When leading any change effort, no matter if you are a senior executive, a middle manager, or front line staff, the key to establishing yourself as credible is this: those being asked to change have to see that, even while dealing with your own concerns, you have a sincere interest in dealing with theirs as well. Most people believe they act with the best of intentions and motives, even if others may not be doing the same. In reality, (most) people don't intend to be deceptive or coercive, but may inadvertently or unintentionally do so given the way they deal with language, data, metrics, and standards. Because they were well intentioned, this person then may not understand why their change efforts are unsuccessful.
But recall, you don’t determine how credible you are on a given topic: others decide that based on how you act in that circumstance. A history of acting credibly in previous situations helps to establish trust in your motives, but it does not automatically confer credibility in the current circumstances. Of course, previous experience when you have not been credible puts you behind the eight ball starting off. Unless you are aware of this reality, it is incredibly easy to be inadvertently deceptive or unintentionally coercive despite your best intentions. The effect is the same whether or not you were deceptive and coercive on purpose.

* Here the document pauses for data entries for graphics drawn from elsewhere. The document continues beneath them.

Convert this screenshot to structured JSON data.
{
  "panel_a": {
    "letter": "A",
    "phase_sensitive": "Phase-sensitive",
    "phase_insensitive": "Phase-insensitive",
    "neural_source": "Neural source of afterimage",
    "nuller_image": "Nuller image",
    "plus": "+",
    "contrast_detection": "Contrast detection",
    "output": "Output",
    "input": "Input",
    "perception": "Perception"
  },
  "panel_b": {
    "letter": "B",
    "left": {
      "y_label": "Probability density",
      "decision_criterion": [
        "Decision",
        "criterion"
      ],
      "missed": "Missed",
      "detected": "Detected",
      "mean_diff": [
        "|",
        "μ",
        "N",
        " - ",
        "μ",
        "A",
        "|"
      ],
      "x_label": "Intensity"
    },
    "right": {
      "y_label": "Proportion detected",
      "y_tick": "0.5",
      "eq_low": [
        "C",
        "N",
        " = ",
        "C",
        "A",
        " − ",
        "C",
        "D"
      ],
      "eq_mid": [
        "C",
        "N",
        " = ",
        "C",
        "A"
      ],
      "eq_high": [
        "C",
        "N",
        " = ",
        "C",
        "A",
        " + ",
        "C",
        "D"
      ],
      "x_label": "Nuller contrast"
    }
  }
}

Hogeven and colleagues lend some insight into the dilemma of establishing credibility in their study of the effect of power and control on mirror neuron activity. Neurons are the cells in the brain that process input from our senses and tell the body how to respond. A special kind of neuron, a mirror neuron, activates when we see someone else feeling something or doing something. If you watch a person raise her hand, those motor neurons in your brain that direct your hand to lift will activate, even though you are not raising your hand. Likewise, you can “feel” the pain you witness someone else experiencing without having to directly “feel” it yourself. This is why you slow down on the highway when there is a wreck on the other side. You are actually “feeling” their pain. Through this mechanism, we can identify with someone else’s experience.

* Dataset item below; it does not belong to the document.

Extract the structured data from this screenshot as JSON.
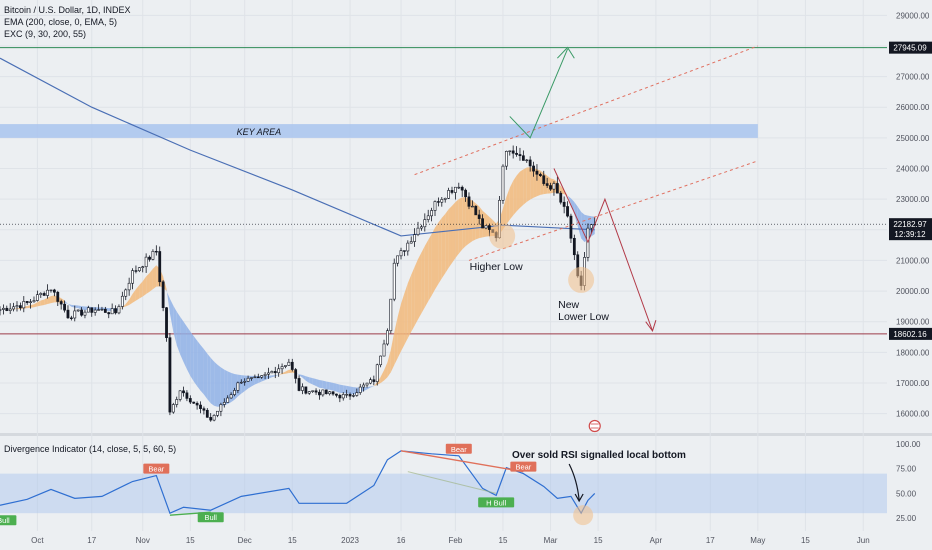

Although our brain has the capability to honor the experience of others and incorporate that data into its decisionmaking, these researchers found that, in fact, we tend not to do this. This point was illustrated in an experiment in which they put subjects in scenarios in which each had successively more power and control. fMRI revealed that at each step, the more power and control a person had over a given circumstance, the less active were their mirror neurons.
From the Hogeven et al study:
“People in positions of power tend to act in a self-interested manner and display reduced interpersonal sensitivity to their powerless counterparts.”
I am sure you know good people with good intentions who get promoted up the ladder and seem to forget where they came from. It’s not intentional. This is the way the brain acts...their brain, my brain, your brain. The more power and control, the less we pay attention to the concerns of others and the less credible we are.
And at a time in human history where we have more control and power than ever before, we are all at increasing risk for this effect, whether you are a senior leader, manager, or front line staff.
Is it any wonder that we struggle with being seen as credible? Is it any wonder we struggle over change?